The way in which this part of the Bill has been generated—and I do not want to repeat a discussion that we had two days ago—means that there is a great deal of uncertainty about what is intended. I hope that the flexibility that was indicated by Ministers on Monday will be extended to how such information is disseminated. I hope that we will get an undertaking that, before Report, and not on the day that Report begins, we will see the regulations and other documents that will indicate the architecture and detail of whatever parts of FIRS are going to be retained.

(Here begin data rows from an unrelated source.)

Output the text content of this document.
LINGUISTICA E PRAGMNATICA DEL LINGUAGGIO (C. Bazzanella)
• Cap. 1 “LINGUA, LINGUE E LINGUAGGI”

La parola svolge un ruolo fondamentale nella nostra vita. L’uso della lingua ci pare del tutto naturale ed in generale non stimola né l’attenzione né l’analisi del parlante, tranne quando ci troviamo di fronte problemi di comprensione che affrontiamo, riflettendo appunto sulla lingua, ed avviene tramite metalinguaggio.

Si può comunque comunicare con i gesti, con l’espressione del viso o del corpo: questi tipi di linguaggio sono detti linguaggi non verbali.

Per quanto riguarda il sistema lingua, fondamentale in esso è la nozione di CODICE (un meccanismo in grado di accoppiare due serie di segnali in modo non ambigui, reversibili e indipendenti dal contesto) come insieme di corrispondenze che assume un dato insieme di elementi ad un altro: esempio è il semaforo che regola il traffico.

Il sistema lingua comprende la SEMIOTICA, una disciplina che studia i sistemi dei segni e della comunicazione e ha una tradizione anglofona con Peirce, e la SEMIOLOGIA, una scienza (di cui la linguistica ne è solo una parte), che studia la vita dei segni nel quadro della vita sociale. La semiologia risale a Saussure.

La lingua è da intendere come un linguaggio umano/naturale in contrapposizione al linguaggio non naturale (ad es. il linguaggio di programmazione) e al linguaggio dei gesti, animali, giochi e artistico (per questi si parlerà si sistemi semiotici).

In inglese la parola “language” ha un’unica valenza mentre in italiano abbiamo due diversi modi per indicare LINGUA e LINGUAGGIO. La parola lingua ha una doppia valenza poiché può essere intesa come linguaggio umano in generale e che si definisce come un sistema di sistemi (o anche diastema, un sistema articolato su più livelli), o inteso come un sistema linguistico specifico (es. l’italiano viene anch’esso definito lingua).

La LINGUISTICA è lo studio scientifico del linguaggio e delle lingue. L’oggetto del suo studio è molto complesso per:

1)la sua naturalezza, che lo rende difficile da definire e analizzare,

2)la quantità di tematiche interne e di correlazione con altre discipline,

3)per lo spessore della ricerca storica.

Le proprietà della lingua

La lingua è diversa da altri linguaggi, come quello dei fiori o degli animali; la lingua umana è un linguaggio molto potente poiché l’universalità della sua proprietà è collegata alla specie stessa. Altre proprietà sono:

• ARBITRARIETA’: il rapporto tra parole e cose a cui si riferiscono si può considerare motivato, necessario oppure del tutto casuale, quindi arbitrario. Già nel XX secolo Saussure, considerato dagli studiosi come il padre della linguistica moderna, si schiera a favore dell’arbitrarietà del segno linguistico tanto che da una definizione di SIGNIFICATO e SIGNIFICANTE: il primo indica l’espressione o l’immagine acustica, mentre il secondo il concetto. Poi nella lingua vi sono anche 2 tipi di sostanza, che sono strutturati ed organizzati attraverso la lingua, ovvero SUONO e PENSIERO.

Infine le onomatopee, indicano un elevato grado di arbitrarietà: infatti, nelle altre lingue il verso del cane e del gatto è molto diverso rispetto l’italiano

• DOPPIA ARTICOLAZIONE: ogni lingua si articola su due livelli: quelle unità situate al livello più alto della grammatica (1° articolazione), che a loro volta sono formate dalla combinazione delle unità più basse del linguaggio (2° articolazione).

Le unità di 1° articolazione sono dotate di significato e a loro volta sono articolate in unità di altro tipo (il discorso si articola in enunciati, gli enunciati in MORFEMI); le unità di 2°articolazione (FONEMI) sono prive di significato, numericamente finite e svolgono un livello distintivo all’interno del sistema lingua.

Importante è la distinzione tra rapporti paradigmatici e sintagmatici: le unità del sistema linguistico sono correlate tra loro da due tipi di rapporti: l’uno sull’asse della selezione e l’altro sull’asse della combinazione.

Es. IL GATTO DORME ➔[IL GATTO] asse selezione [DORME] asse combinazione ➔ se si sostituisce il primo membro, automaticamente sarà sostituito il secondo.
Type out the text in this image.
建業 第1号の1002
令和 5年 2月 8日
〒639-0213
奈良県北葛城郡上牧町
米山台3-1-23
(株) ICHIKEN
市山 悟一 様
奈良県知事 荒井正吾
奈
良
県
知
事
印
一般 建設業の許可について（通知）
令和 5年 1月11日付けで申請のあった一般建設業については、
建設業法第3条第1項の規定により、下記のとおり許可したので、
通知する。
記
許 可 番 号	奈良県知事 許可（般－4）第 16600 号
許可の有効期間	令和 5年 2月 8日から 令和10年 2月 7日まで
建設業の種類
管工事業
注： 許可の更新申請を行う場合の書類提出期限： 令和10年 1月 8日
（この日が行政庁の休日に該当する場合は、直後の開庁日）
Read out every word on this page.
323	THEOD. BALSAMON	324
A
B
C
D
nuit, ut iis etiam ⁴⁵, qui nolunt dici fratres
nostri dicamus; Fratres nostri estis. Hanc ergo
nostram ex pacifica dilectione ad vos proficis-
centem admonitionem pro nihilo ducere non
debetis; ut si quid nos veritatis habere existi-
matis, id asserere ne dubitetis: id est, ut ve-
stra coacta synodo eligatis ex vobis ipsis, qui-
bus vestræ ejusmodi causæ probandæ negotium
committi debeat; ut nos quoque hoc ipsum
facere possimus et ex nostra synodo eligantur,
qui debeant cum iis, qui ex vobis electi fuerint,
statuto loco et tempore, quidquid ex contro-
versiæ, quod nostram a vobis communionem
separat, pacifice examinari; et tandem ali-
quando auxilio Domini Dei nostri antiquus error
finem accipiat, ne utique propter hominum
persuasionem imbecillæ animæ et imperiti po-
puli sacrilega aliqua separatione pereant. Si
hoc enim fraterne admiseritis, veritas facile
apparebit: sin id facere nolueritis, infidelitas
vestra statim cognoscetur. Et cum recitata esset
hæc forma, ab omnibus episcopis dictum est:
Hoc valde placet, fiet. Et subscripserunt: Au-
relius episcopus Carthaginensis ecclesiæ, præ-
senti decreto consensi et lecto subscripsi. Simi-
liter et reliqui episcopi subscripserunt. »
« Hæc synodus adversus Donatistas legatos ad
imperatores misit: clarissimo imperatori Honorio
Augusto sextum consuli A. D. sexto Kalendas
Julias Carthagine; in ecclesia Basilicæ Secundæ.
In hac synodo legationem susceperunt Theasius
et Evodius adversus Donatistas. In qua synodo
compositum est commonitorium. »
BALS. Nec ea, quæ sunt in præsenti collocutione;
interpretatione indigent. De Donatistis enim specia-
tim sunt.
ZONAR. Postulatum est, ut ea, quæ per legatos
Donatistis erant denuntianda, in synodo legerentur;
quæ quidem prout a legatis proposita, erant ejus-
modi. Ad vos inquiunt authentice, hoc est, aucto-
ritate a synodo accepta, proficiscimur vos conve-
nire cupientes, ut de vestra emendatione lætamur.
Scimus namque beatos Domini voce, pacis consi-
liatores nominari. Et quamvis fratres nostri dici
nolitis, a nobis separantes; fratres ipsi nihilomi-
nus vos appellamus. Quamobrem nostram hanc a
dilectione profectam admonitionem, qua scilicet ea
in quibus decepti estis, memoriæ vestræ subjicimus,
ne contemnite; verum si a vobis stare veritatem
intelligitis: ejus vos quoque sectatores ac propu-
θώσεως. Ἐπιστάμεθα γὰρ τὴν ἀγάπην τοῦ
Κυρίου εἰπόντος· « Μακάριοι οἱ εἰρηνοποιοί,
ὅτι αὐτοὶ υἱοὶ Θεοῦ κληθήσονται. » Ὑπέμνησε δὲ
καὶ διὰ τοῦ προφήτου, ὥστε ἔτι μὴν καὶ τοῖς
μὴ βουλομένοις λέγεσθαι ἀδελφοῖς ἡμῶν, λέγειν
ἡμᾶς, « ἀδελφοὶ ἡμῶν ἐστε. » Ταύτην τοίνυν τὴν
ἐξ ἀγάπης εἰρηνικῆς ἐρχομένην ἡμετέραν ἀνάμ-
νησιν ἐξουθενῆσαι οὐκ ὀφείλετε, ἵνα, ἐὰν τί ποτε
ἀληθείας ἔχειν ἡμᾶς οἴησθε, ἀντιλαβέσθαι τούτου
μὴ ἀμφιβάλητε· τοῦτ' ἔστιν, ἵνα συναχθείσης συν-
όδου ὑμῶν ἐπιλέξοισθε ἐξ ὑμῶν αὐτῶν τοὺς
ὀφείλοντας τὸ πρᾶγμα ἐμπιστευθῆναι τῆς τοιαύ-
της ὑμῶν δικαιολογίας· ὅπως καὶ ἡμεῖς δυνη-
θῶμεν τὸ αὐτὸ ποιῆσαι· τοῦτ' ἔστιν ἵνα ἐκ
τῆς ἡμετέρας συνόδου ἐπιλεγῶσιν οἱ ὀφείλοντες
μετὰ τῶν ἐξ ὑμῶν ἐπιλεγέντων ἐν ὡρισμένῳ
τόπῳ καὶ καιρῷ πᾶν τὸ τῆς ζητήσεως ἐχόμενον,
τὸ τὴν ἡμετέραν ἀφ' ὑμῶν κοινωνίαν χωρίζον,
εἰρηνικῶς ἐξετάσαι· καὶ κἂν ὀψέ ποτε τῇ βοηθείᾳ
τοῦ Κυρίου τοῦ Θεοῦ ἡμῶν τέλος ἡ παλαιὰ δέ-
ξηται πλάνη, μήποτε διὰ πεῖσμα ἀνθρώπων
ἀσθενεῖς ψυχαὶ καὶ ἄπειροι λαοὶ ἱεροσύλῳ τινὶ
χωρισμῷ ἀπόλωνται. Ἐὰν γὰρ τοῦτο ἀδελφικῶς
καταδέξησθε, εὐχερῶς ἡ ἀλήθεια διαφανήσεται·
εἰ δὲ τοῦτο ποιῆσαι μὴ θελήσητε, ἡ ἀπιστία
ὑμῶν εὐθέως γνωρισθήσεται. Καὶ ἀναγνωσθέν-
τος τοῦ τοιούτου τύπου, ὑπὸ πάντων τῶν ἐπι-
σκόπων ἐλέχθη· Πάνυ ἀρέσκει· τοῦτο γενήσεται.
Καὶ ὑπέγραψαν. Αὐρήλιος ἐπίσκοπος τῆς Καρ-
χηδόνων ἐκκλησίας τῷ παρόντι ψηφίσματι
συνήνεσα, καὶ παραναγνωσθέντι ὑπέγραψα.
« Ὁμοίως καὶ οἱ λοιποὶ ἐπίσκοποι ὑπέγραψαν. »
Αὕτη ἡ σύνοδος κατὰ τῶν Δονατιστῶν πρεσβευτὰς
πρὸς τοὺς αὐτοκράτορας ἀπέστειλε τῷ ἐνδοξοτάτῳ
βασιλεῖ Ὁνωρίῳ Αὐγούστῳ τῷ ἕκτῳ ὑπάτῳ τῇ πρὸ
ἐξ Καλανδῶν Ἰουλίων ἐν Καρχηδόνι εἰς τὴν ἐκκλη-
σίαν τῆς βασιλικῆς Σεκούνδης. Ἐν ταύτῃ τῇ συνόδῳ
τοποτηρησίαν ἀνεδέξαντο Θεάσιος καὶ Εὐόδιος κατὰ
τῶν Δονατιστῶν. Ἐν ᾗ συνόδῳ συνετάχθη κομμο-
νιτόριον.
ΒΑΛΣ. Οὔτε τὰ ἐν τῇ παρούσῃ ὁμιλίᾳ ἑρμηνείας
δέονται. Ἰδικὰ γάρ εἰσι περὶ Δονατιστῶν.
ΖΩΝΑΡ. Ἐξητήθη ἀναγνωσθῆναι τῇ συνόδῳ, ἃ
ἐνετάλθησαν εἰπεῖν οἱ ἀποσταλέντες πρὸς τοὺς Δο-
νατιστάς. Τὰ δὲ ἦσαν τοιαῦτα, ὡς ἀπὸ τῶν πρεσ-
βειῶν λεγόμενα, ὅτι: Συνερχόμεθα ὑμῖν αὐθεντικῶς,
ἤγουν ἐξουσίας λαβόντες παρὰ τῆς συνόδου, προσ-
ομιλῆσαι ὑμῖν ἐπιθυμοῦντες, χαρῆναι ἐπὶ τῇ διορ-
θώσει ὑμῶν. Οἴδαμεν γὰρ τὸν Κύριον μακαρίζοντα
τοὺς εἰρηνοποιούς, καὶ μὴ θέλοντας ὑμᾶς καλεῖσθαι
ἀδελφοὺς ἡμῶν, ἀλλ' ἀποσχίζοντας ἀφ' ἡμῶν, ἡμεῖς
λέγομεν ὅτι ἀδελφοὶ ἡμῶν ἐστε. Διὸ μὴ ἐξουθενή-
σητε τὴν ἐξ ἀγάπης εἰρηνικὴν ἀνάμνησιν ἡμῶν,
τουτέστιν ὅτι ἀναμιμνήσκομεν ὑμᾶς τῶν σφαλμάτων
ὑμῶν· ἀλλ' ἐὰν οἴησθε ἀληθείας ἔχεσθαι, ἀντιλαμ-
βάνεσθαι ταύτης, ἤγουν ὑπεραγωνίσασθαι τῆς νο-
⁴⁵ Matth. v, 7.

My Lords, I agree with what the noble Lord, Lord Carlile, has just said, and I shall say a bit about it myself, in a few remarks on the government amendment. As the Minister said, the amendment clarifies the power in Clause 77(1)(b) and deals with the publication and disclosure of information provided by the Secretary of State under Part 3 on registration. Can the Minister say a little about what is not to be published? As the noble Lord, Lord Carlile, has just pointed out to the Committee, all this is to be done by regulations—and, I emphasise, done by regulations under the negative procedure.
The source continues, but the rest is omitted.